PSDB pede afastamento de Renan após manobra para arquivar processo O PSDB decidiu ontem, 3, pedir o afastamento do presidente do Senado, Renan Calheiros (PMDB-AL) da presidência da Casa enquanto durar o processo que há contra ele por quebra de decoro parlamentar. Para o presidente nacional do PSDB, senador Tasso Jereissati (CE), Renan perdeu credibilidade para continuar no cargo após a manobra de ontem do senador Leomar Quintanilha (PMDB-TO), presidente do Conselho de Ética, para atrasar o processo.
“Esse processo só vai ficar transparente quando o Renan se afastar. Muito menos pelos gados, mas por essas manobras, ele perdeu credibilidade para ficar na presidência enquanto durar esse processo”, disse Tasso após reunião da bancada do partido.
A oposição se irritou com a decisão unilateral de Quintanilha de devolver o processo para a Mesa Diretora, o que remete a tramitação para a estaca zero. Para Tasso, Renan quebrou o “decoro parlamentar” ao promover sucessivas manobras protelatórias no Senado. “Se havia dúvida de quebra de decoro, agora não há”.
O líder do PSDB no Senado, Arthur Virgílio (AM), disse que defende que Renan tenha amplo direito de defesa nas investigações, mas que ele precisa se afastar da presidência. “Só se conseguirá a legítima defesa do senador e a investigação verdadeira se o presidente Renan se afastar enquanto durar o processo”.
O PSDB também decidiu se posicionar contra a manobra de Quintanilha. O partido defende que o processo volte para o Conselho de Ética.

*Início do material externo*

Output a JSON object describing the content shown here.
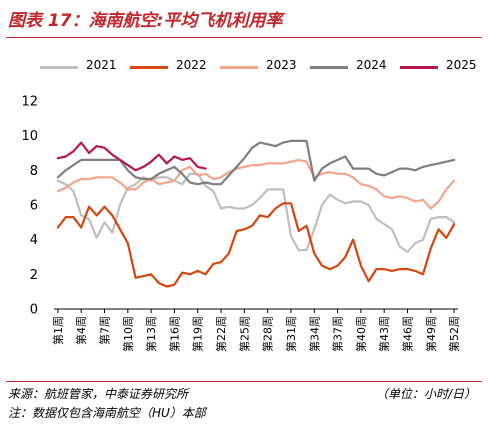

Tiro no pé – A tentativa de Quintanilha de postergar as investigações acabou piorando a situação de Renan. Agora, PSDB e DEM defendem o afastamento do presidente do Senado. Juntos, os dois partidos somam 30 senadores. Além deles, outros senadores da base governista – como Jefferson Peres (PDT-AM) e Pedro Simon (PMDB-RS) – têm a mesma posição.
Renan é acusado de usar a contrutora Mendes Júnior para pagar aluguel e pensão à jornalista Mônica Veloso, com quem tem uma filha.
Para comprovar que seus ganhos eram compatíveis com os pagamentos, Renan apresentou documentos que apontam para um ganho de R$ 1,9 milhão, nos últimos quatro anos, com a venda de gado.
Uma perícia da Polícia Federal verificou que Renan entregou notas fiscais com indícios de fraude, além de documentos que apresentam, entre si, uma “diferença” de 511 cabeças de gado na venda declarada, cerca de R$ 600 mil, quase um terço do que ele afirma ter ganho com atividades agropecuárias desde 2003.